3. Appropriations Bills
Appropriations bills set the amount of money the federal government can spend each year on a program. After receiving these overall appropriations and any supplemental spending appropriations, federal agencies and departments can begin to make spending commitments for their various programs.
4. Authorization Bills
Authorization bills are passed by Congress to create a program with its own unique purpose and guidelines. Authorizations give government agencies the legal authority to operate the program and pay for the expenses.
5. Revenue Measures
Revenue measures are legislative actions taken by Congress to increase tax revenues from certain segments of society or create tax breaks for others. It isn't necessary for Congress to pass revenue measure legislation each year, but while some tax laws are permanent, others are temporary with expiration dates and have to be examined and either renewed or allowed to expire.
6. Budget Reconciliation
Budget reconciliation Involves resolutions to committees with instructions on arriving at reconciliation legislation to meet spending and revenue targets by a particular deadline. Reconciliation could also require reporting the effects of spending on debt ceiling legislation.
7. Debt Limit Legislation
Debt limit legislation imposes a cap on how much debt the federal government can take on to finance budget deficits. Congress has the option to either increase the debt ceiling by passing a law or by suspending the debt limit for a certain amount of time to allow the government to take the necessary actions to finance the difference created by the budget deficit.
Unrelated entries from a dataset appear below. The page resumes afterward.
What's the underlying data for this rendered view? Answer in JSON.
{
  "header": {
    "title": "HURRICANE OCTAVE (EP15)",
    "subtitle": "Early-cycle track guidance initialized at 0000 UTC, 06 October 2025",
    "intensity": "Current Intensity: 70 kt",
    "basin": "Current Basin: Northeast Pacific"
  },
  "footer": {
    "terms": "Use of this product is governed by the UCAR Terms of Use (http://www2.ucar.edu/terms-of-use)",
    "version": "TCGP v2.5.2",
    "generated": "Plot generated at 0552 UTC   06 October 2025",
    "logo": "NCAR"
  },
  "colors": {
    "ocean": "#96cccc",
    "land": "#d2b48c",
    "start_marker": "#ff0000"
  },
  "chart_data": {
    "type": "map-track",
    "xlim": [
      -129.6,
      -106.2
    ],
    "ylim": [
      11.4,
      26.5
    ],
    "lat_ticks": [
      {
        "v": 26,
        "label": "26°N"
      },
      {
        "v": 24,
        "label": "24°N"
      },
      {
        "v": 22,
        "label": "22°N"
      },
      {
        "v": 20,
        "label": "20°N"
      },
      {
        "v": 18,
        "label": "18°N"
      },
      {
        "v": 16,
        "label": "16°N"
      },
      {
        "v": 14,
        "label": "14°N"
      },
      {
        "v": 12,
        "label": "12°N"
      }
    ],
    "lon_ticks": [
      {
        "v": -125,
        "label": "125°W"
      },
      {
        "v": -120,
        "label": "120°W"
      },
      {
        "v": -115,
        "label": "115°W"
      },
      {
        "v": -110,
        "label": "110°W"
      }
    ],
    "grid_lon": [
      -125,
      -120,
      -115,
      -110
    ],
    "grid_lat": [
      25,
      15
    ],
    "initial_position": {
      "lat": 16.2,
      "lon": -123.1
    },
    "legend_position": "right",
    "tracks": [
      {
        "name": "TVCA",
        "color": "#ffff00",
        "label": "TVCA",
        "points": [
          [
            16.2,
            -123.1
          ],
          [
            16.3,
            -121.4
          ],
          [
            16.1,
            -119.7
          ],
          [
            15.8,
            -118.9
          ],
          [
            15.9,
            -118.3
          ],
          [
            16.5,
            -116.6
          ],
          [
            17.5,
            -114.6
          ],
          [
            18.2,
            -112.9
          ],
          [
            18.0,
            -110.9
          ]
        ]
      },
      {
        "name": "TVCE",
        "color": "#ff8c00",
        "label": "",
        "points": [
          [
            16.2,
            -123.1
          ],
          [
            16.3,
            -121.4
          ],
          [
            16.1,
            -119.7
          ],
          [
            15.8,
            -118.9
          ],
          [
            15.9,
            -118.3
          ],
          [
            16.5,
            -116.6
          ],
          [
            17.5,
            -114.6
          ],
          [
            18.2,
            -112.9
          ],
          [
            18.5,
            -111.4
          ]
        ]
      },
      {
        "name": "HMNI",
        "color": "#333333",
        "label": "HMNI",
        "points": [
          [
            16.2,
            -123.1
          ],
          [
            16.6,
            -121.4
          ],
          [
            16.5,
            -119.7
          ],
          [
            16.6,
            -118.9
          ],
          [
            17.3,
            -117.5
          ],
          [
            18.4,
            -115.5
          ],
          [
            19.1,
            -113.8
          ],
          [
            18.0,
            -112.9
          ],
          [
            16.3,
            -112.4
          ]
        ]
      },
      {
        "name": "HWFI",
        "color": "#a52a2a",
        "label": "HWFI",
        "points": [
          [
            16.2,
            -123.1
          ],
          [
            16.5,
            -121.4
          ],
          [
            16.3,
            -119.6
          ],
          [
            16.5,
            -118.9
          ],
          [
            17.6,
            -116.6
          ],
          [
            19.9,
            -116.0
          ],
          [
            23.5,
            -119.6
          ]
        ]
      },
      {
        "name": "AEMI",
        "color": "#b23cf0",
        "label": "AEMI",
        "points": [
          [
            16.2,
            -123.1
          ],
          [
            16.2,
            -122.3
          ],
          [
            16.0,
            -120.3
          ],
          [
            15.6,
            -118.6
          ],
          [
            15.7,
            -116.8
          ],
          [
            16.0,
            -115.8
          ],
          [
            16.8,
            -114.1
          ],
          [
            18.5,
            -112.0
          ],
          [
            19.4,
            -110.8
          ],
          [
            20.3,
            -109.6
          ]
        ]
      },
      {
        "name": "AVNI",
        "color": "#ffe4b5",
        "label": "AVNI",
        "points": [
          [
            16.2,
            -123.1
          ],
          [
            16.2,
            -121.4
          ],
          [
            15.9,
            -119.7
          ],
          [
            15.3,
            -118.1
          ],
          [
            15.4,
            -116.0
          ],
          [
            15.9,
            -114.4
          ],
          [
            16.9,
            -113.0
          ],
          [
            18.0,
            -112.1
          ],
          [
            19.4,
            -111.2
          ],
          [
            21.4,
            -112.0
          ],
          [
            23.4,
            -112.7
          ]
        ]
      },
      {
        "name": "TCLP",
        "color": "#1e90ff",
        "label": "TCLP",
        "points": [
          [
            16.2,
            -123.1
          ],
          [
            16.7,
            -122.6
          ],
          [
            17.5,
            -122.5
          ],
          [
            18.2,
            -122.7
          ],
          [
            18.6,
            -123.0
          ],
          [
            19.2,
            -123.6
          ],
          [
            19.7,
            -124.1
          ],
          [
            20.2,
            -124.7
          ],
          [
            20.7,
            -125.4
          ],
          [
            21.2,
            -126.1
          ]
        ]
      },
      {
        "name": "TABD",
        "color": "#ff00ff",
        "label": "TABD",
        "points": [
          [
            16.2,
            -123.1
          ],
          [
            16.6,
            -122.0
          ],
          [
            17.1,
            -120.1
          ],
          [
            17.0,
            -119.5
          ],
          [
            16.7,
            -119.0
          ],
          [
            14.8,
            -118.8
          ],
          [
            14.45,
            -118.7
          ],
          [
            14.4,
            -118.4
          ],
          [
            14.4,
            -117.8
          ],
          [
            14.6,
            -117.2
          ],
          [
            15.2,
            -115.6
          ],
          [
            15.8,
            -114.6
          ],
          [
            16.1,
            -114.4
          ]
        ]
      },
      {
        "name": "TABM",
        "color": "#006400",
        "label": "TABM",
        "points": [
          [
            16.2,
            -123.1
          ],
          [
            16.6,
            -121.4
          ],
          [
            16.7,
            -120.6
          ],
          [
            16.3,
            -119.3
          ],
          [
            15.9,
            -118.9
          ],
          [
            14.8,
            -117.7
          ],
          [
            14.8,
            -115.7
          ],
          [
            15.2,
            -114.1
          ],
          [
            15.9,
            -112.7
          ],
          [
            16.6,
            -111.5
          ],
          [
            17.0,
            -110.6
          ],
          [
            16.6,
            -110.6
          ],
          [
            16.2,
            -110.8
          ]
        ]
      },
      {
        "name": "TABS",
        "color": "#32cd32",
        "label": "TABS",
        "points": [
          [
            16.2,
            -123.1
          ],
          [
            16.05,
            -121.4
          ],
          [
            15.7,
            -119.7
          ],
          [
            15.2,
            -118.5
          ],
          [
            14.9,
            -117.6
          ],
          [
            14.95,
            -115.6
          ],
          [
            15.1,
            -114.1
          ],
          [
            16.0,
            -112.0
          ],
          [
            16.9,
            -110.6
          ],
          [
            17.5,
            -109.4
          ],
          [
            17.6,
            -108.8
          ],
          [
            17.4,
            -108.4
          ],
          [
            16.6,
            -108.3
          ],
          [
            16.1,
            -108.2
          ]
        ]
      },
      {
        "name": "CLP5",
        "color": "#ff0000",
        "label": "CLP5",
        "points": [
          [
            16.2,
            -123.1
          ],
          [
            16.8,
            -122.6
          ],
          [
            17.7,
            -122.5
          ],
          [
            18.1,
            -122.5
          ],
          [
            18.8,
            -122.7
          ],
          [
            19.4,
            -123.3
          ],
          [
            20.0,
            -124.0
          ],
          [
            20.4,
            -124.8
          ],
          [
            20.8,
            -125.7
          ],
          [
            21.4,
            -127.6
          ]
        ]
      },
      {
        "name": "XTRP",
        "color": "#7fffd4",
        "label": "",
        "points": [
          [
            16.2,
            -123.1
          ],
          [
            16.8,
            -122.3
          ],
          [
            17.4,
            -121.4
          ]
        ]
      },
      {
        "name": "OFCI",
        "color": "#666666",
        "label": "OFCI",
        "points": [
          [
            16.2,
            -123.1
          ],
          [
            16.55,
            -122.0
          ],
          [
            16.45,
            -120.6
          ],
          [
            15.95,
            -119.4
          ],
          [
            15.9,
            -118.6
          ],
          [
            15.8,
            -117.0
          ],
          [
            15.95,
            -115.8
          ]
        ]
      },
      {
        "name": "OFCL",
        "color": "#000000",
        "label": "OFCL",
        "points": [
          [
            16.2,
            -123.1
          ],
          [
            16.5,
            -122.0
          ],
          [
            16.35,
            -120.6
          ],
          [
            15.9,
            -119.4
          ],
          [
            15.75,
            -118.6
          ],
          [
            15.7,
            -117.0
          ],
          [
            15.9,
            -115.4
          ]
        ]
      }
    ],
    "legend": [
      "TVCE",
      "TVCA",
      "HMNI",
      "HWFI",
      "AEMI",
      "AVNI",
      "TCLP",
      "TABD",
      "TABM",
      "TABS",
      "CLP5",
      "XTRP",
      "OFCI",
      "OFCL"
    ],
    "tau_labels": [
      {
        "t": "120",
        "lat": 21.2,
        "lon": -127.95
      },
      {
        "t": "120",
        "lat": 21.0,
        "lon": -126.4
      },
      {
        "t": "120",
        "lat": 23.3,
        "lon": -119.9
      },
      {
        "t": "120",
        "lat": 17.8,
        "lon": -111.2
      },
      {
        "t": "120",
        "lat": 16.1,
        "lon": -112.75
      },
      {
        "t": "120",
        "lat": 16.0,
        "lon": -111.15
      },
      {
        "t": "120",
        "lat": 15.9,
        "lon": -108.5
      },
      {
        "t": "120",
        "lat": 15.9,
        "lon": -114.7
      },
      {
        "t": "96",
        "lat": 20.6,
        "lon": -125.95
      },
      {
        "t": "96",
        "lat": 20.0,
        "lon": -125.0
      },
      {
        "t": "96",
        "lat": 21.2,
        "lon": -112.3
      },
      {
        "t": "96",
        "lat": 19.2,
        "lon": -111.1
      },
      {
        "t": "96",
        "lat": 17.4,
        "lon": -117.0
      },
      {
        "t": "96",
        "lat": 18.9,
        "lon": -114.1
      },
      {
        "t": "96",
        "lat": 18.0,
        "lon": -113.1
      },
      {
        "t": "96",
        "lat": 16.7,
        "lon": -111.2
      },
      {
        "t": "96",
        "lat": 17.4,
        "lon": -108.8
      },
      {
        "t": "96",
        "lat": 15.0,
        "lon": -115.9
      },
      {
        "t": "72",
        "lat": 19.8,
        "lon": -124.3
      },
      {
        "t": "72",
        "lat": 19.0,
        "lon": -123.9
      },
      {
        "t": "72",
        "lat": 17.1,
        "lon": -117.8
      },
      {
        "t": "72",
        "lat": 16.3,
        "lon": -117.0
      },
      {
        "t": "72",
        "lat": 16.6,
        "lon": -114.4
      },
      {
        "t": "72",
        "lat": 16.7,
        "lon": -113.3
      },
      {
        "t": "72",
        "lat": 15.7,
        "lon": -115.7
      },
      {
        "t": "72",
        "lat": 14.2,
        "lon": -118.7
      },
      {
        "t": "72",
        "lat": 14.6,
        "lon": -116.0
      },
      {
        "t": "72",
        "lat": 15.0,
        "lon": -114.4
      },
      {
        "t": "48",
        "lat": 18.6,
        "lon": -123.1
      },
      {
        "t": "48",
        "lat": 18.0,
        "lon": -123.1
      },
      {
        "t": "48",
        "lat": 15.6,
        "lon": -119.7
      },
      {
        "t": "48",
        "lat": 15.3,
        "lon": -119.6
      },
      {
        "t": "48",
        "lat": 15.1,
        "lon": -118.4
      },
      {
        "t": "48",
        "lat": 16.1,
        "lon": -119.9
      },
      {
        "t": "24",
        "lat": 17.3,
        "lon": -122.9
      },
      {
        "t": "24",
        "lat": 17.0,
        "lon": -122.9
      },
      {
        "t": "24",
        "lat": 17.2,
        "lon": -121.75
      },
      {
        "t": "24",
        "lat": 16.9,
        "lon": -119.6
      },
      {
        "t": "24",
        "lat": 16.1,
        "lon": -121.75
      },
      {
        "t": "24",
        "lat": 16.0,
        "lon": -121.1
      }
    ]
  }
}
Government Shutdowns and Continuing resolutions
While the federal budget process has specific procedures and steps to follow, the process doesn't always work as planned. Quite often, the political parties and the President can't come to an agreement by the federal budget timeline for the start of the fiscal year on October 1. In these situations, government agencies and departments are faced with the possibility of running out of money and having to shut down operations.
To avoid a government shutdown, Congress is forced into the position of having to pass a continuing resolution (CR) to provide funds to keep the government operating. Generally, CRs provide funding at the same appropriations levels as the previous year or a previously approved CR.
CRs are temporary measures that fund government activities for a specific amount of time. The purpose is to give lawmakers more time to pass complete appropriations bills for the entire fiscal year.